The reactivity of calicheamicin γ₁ⁱ in the minor groove of DNA: the decisive role of the environment

Triggering and Bergman cyclization of calicheamicin γ ₁^I outside and inside the minor groove of the duplex 9mer-B-DNA sequence d(CACTCCTGG)·d(CCAGGAGTG) were investigated by using density functional theory and molecular mechanics (DFT and MM) descriptions in which the ligand is completely described at the DFT and the receptor at the MM level. The calculated docking energy of calicheamicin y₁^I (-12.5 kcal mol^-1) is close to the measured value of -9.7 kcal mol^-1 and the site specificity is in line with experimental observations. Calicheamicin is triggered in the minor groove in such a way that out of a cyclohexenone by Michael addition an E rather than a Z form of a cyclohexanone is formed, which in turn adopts a chair rather than a twistboat form. Decisive for the stereochemistry of the Michael addition is the orientation of the carbamate substituent at the headgroup of calicheamicin.
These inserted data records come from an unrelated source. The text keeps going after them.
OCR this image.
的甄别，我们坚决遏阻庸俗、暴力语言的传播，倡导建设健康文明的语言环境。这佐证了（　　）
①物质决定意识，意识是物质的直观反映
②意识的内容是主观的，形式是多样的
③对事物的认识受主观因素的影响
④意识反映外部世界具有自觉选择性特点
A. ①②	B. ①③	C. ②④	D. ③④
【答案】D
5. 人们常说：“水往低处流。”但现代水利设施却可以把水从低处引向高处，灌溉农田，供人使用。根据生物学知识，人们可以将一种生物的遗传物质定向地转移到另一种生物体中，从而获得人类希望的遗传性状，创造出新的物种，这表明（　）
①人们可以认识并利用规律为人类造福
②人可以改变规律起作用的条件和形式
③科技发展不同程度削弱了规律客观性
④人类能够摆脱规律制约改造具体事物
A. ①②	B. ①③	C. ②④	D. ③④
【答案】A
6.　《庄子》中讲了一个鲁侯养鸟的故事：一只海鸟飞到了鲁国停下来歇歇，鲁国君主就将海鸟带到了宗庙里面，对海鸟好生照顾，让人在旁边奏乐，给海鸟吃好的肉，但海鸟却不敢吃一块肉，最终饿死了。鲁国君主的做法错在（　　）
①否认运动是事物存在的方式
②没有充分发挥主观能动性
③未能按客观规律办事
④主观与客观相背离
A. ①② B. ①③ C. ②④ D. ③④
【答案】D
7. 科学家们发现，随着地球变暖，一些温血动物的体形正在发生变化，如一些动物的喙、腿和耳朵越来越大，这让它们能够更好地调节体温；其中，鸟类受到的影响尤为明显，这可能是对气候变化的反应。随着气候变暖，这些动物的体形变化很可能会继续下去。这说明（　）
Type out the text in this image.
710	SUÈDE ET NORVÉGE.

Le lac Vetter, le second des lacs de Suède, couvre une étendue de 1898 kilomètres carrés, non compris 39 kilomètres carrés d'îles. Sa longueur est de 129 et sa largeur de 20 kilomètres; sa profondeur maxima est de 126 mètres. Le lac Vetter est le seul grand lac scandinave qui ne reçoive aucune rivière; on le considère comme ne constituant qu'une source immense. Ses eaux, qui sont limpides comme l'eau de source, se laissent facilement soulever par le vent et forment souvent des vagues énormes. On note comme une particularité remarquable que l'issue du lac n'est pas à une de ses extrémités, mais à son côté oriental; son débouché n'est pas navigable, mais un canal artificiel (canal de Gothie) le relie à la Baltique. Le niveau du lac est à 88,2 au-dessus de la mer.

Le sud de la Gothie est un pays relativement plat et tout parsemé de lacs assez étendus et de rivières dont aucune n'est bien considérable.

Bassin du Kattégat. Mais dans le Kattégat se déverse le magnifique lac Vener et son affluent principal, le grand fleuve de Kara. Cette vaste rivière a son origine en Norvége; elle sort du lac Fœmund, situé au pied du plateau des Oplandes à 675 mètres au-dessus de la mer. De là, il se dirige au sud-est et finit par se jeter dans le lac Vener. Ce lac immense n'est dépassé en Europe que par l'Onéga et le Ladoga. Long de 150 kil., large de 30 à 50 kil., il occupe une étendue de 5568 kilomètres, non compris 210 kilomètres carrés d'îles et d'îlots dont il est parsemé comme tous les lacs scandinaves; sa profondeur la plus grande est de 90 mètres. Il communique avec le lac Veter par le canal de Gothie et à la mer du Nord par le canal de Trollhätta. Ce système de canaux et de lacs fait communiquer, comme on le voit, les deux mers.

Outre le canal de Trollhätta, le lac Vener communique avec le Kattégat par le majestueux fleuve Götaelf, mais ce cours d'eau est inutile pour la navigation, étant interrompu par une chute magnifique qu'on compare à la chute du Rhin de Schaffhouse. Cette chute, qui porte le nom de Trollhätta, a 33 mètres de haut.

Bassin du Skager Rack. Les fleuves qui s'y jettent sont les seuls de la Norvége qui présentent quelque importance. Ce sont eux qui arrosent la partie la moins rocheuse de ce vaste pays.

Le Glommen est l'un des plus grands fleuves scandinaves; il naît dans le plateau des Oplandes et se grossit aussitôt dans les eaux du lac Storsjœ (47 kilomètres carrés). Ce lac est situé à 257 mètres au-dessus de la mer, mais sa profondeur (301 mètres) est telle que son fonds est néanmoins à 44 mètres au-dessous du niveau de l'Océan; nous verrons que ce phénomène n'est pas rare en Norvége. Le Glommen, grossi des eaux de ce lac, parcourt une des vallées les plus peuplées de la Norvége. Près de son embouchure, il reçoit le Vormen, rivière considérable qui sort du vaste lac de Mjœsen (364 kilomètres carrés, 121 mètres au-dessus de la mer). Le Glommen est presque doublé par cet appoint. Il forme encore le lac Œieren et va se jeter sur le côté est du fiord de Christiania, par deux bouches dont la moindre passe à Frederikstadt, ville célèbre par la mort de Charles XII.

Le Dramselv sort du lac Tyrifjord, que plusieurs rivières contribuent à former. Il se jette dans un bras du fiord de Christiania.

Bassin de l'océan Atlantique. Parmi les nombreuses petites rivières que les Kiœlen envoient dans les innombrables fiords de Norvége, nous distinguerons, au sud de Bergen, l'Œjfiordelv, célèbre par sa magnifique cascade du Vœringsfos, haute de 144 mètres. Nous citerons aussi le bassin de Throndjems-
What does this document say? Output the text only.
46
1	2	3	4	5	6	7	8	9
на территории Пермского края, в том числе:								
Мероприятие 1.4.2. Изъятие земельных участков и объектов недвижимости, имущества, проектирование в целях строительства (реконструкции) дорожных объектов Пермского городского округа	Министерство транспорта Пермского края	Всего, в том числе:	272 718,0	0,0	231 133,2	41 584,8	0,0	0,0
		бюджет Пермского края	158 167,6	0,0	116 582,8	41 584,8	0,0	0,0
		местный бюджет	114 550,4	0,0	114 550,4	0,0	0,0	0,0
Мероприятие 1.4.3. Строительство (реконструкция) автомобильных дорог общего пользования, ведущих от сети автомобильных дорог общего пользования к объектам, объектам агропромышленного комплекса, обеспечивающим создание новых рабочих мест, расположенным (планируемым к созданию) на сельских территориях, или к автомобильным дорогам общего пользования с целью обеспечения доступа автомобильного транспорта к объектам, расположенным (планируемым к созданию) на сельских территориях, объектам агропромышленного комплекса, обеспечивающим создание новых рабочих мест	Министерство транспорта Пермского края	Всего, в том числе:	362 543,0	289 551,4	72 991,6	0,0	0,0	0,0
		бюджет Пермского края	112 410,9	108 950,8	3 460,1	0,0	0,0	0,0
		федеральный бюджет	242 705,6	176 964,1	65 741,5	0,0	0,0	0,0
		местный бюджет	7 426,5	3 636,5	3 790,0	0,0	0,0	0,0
Triggered calicheamicin can undergo the Bergman cyclization at body temperature only if present in its E chair form (activation enthalpy 16.4 kcal mol ^-1). An intermediate biradical is formed (docking energy -13.6 kcal mol^-1), which has a sufficient lifetime to abstract two hydrogen atoms. Hydrogen abstraction is a two- rather than one-step process and involves the C5(H5′) atom first and then the T22(H4′) atom in line with experimental observations. The decisive role of using a DFT rather than an MM description for the ligand is documented.